The databricks bundle subcommand of the databricks CLI allows you to manipulate the bundle.

For more details check:

What is Databricks Asset Bundles.
Develop Databricks Asset Bundles: will guide you through the process of creating and deploying a bundle.
The bundle command group describes the details of the databricks CLI that are responsible for managing bundles.
The assets bundles page in the site.

Consider the process of creating the simpliest asset bundle.

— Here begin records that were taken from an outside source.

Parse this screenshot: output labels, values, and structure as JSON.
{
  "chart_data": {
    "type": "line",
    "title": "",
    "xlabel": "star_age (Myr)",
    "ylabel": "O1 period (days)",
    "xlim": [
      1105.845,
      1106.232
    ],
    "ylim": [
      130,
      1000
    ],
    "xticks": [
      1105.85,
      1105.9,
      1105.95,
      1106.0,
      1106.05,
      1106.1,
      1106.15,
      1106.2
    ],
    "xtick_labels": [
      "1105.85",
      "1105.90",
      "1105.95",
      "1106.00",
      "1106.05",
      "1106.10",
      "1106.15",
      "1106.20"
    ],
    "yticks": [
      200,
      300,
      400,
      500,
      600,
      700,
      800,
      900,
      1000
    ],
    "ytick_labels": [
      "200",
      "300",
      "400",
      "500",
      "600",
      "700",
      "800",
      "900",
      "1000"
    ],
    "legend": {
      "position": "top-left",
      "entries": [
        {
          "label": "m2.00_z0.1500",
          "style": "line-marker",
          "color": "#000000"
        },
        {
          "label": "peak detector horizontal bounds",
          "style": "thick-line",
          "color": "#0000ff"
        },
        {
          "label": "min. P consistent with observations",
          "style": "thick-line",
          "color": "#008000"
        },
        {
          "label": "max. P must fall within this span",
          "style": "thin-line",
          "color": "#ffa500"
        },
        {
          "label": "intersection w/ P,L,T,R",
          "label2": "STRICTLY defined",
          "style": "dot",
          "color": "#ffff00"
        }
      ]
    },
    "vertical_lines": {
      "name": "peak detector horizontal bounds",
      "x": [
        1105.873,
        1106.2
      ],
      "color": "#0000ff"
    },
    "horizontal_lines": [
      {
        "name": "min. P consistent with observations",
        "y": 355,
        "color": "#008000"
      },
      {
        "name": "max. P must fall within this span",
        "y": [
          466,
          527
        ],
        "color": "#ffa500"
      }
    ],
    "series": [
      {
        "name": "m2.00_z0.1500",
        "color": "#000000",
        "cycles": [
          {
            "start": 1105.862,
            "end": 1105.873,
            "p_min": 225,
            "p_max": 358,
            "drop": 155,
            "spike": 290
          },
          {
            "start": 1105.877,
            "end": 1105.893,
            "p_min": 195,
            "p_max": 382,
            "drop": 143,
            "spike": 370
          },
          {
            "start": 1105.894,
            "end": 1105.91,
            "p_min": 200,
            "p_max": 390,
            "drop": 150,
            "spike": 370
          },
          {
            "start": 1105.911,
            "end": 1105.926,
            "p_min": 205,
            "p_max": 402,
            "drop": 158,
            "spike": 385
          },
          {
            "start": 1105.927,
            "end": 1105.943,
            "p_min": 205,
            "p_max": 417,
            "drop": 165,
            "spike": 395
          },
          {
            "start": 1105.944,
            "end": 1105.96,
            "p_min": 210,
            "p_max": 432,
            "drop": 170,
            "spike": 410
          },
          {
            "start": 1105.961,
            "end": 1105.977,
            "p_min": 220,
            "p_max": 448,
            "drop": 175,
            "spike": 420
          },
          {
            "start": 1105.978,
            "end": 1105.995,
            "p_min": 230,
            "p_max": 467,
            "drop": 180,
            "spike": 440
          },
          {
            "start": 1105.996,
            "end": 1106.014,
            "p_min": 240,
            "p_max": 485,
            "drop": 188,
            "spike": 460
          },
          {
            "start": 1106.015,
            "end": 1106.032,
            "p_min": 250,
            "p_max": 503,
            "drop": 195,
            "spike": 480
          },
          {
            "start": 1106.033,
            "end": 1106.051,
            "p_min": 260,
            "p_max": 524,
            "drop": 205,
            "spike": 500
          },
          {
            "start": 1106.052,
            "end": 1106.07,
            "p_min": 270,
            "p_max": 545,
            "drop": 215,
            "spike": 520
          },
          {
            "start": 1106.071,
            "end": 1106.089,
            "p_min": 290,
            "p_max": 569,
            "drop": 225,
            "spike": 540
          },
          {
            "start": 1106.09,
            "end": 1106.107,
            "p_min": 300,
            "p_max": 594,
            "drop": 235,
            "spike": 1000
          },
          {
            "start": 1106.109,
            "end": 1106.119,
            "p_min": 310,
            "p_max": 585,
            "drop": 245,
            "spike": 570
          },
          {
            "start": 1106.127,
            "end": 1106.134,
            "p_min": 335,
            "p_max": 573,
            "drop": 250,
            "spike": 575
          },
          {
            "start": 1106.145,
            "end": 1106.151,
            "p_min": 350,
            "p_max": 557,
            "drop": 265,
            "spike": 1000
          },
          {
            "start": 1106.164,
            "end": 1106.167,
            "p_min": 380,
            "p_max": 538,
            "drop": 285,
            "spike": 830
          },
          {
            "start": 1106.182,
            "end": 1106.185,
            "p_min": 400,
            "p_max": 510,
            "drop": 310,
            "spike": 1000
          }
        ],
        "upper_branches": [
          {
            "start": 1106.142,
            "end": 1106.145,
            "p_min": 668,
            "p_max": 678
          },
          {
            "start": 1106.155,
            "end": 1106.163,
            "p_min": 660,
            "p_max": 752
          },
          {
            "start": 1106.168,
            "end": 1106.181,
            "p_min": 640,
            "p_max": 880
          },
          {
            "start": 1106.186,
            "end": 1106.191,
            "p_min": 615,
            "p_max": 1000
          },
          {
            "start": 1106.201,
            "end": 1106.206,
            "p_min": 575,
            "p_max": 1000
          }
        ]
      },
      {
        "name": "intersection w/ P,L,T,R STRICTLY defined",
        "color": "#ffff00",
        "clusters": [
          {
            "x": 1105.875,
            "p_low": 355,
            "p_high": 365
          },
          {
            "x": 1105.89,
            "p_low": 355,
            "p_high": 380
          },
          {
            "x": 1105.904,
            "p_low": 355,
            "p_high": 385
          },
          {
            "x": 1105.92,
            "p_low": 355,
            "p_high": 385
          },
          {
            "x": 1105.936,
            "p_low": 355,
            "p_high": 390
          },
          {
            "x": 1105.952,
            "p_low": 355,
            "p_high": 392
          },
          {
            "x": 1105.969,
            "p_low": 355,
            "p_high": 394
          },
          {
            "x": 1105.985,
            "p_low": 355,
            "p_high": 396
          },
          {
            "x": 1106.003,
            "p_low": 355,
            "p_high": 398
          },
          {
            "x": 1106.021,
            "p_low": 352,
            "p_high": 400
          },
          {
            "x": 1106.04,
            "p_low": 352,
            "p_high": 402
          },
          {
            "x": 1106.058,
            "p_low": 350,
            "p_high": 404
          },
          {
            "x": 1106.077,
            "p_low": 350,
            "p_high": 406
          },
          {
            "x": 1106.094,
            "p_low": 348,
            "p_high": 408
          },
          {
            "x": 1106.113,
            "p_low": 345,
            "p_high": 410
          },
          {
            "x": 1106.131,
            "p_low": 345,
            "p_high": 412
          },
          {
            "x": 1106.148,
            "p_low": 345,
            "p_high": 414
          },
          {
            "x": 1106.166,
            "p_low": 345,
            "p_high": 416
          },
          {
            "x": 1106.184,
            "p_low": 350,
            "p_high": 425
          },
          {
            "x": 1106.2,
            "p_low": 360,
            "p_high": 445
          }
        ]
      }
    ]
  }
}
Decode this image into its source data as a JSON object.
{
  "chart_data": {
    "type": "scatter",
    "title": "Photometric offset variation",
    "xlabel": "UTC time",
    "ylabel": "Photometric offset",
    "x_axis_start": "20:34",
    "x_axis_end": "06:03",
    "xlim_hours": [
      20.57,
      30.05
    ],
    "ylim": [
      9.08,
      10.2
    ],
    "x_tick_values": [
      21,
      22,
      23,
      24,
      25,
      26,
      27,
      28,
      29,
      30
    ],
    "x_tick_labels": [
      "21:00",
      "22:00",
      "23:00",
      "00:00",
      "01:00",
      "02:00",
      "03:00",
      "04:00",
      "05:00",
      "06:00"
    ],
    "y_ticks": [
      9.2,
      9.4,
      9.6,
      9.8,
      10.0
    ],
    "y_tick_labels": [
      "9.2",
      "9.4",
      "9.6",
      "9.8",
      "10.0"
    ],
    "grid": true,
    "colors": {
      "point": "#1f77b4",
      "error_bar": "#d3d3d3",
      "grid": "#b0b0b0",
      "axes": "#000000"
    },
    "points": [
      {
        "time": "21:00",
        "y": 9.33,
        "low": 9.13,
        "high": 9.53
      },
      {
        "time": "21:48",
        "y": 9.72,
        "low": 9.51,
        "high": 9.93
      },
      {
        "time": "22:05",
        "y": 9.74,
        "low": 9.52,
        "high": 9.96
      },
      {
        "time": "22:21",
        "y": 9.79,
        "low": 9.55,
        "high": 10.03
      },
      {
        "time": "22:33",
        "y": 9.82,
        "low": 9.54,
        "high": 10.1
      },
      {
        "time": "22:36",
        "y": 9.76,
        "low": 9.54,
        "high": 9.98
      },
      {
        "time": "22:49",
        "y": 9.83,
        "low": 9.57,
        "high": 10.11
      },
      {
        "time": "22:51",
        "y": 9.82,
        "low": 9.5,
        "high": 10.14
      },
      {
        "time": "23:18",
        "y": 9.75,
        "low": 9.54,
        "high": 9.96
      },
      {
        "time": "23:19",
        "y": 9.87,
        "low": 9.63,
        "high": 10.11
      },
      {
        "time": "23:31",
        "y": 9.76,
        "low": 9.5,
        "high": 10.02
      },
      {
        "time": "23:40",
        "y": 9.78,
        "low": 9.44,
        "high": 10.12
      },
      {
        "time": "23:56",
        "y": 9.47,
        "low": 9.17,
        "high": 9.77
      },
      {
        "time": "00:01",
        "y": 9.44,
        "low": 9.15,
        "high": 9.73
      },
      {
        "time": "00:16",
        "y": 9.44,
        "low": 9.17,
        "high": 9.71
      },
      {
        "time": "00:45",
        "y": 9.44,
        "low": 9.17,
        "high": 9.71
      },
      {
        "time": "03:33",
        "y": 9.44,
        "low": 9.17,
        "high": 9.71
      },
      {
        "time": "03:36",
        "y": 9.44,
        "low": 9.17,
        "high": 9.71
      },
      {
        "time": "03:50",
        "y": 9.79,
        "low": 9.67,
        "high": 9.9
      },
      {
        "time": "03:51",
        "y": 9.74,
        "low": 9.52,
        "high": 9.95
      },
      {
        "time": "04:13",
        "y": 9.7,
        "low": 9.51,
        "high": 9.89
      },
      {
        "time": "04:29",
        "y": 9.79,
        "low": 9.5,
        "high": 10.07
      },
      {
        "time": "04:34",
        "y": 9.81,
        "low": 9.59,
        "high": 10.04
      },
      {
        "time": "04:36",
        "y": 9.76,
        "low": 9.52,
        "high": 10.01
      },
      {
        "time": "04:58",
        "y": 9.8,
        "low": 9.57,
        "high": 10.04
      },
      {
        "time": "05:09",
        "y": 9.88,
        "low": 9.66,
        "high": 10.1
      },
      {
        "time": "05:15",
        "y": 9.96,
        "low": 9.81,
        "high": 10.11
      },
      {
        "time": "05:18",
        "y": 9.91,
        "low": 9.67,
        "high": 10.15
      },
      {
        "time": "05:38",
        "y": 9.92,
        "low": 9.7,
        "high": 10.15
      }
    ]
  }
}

Create the folder and the databricks.yml file within it:

bundle:
  name: knowledge

resources:
  jobs:
    hello-job:
      name: hello-job
      tasks:
        - task_key: hello-task
          notebook_task:
            notebook_path: ./hello.ipynb

targets:
  dev:
    default: true

Create hello.ipynb as “project” defines task based on it.

Use the command: databricks bundle deploy to push your bundle to the Databricks environment.

After these manipulations, you have to have the corresponding folder in the .bundles folder of your db environment. And hello-job will be listed in the jobs list.

To delete the bundle (only in the databricks environment) use the databricks bundle destroy.

AI&ML#

Databricks provides a range of tools for building and deploying machine learning solutions. Check the AI and machine learning on Databricks page for more information.

The most usefull services are:

Databricks provides OpenAI-compatible models endpoints, so you can access some models using only your databricks credentials. Check more Get started querying LLMs on Databricks.
The Mozaic AI Vector Search for embeddings retrieval.